International Journal of
Computer Engineering Research

  • Abbreviation: Int. J. Comput. Eng. Res.
  • Language: English
  • ISSN: 2141-6494
  • DOI: 10.5897/IJCER
  • Start Year: 2010
  • Published Articles: 33

Full Length Research Paper

Analysis and result of classification algorithm on email classification

Elifenesh Yitagesu Desta
  • Elifenesh Yitagesu Desta
  • Department of Computer Science, College of Computing, Madda Walabu University,P. O. Box 247, Bale Robe, Ethiopia.
  • Google Scholar
Tekalign Tujo Gurmessa
  • Tekalign Tujo Gurmessa
  • Department of Computer Science, College of Computing, Madda Walabu University,P. O. Box 247, Bale Robe, Ethiopia.
  • Google Scholar


  •  Received: 21 January 2019
  •  Accepted: 13 May 2019
  •  Published: 31 July 2019

Abstract

In this time, one of the most and fastest forms of communication is electronic mail or what we call e-mail. However, the increase of e-mail users has resulted in the dramatic increase of spam emails in the past few years. Spam is the use of electronic messaging systems to send bulk data. In this paper, e-mail data were classified as ham email and spam email using supervised learning algorithms. Three different classifiers such as Naïve Bayesian (NB) classifier, K-nearest neighbor (KNN) classifier and Support Vector Machine (SVM) classifier were used. The experiment was performed by applying filtering on the classifiers.

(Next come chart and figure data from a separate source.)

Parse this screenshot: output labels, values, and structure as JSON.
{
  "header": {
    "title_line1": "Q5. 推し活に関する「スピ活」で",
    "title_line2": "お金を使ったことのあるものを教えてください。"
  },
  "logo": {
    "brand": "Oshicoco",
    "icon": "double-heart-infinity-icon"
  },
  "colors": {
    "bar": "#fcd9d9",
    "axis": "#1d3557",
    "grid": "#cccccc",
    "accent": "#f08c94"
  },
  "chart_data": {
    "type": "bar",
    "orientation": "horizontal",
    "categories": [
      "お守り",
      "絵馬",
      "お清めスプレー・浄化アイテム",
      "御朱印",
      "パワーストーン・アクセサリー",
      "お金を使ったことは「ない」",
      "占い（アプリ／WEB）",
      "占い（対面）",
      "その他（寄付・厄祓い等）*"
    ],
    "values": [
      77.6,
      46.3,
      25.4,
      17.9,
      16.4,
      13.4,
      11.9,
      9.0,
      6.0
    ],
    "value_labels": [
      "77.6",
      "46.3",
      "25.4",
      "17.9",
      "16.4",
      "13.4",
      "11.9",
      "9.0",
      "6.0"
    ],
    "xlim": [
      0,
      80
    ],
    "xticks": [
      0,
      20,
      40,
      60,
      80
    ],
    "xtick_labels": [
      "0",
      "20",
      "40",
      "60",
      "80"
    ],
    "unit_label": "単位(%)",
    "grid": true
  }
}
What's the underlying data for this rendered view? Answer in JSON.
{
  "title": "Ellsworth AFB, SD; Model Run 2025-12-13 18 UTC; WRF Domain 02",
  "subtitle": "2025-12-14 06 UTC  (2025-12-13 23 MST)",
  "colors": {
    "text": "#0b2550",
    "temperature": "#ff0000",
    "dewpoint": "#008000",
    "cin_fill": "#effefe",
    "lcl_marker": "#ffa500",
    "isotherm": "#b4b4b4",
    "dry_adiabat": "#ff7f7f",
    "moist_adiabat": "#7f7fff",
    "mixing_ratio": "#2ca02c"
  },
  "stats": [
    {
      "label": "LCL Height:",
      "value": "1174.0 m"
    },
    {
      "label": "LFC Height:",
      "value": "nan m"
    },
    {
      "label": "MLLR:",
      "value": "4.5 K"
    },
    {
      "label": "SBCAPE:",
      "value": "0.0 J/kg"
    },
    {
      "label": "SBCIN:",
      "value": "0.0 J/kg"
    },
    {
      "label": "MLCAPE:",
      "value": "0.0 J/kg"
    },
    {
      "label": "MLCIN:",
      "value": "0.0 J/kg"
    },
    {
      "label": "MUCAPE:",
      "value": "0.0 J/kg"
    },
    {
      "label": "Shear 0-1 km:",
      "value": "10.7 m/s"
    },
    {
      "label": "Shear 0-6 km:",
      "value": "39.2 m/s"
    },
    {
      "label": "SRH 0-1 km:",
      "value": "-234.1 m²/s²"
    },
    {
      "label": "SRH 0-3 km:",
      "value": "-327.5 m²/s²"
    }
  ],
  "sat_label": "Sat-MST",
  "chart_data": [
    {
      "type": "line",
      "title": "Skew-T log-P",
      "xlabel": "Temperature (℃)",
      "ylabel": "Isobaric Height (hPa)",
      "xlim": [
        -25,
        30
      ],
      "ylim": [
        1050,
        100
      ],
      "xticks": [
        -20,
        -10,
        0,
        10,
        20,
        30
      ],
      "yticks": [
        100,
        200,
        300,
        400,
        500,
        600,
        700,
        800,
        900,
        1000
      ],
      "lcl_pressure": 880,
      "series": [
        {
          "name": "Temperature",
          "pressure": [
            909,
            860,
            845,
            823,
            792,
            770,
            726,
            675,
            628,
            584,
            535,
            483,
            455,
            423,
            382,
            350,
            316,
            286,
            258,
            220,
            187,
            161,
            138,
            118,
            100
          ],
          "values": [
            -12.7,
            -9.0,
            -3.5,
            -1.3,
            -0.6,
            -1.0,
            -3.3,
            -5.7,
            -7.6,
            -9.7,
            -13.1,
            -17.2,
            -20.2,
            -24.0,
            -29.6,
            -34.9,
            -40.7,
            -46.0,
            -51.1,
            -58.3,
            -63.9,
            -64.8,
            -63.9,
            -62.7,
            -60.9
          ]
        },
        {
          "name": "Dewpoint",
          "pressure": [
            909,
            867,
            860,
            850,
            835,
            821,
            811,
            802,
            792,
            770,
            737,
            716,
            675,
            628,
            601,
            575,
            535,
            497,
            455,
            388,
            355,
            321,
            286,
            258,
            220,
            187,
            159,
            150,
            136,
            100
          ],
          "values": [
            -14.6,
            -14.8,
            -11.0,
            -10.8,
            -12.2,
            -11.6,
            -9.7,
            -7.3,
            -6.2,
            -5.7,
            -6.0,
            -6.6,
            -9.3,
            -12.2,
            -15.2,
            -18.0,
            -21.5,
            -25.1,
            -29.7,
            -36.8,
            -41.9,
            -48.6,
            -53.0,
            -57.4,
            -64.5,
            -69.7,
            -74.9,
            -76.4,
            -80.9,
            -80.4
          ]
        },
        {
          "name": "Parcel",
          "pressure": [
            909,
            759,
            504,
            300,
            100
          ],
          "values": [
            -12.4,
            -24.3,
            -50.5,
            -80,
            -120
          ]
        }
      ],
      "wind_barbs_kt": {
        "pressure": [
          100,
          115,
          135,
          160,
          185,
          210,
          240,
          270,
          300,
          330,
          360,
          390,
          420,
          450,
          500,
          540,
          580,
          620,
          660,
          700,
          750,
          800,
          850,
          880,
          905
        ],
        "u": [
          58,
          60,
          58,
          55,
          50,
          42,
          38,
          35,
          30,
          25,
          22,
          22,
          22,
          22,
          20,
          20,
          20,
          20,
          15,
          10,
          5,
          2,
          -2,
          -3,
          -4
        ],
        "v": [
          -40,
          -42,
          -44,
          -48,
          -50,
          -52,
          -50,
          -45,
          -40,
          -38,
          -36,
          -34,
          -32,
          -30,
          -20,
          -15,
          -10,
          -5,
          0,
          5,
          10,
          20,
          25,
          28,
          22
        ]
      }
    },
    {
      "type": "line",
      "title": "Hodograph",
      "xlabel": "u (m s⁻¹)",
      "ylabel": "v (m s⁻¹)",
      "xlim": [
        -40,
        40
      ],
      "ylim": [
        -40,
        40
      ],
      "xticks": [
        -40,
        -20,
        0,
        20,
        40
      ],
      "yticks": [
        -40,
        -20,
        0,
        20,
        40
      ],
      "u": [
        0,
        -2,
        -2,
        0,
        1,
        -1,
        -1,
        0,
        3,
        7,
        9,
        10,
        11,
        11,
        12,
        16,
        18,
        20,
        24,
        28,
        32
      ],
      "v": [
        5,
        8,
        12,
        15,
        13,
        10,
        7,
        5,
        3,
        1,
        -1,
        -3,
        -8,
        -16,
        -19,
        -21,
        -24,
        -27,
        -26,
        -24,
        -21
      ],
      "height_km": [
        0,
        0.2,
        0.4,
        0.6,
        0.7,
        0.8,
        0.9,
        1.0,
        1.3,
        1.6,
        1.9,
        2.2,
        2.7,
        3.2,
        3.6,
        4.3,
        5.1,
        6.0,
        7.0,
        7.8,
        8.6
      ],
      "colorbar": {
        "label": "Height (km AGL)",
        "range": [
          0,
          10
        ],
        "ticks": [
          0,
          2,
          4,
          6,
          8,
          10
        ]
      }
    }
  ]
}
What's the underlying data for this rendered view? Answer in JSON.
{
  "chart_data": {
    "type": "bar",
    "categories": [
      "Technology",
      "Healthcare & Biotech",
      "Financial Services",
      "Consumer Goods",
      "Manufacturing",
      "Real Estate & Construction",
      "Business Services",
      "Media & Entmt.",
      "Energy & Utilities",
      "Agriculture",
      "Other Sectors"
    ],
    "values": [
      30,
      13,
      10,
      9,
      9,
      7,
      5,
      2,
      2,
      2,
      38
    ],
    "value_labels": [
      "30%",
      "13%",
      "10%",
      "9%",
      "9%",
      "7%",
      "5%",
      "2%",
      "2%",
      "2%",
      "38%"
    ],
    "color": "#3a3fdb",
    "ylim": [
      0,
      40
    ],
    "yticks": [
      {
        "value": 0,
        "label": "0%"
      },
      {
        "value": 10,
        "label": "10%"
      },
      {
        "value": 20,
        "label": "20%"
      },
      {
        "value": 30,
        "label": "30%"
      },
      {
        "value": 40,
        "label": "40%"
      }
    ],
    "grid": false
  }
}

The result shows the difference between the classifier before and after applying filtering algorithm. To examine the performance of the selected classification methods or algorithms, namely Naïve Bayes, SVM and KNN, true positive, false positive, precision, recall and F-measure were validated. There was a time difference using those classification algorithms. KNN and SMO algorithms are almost the best classifiers among the three before applying filtering algorithm. Sequential minimal optimization (SMO) is an algorithm used to solve quadratic programming (QP) problem that arises during the training of support vector machines (SVM) and after applying filtering algorithm. SMO algorithm is the best classifier algorithm.  For this experiment, the data mining tool called WEKA was used.

Key words: WEKA, classifier, K-nearest neighbor (KNN), support vector machines (SVM), Naïve Bayesian (NB), boosting.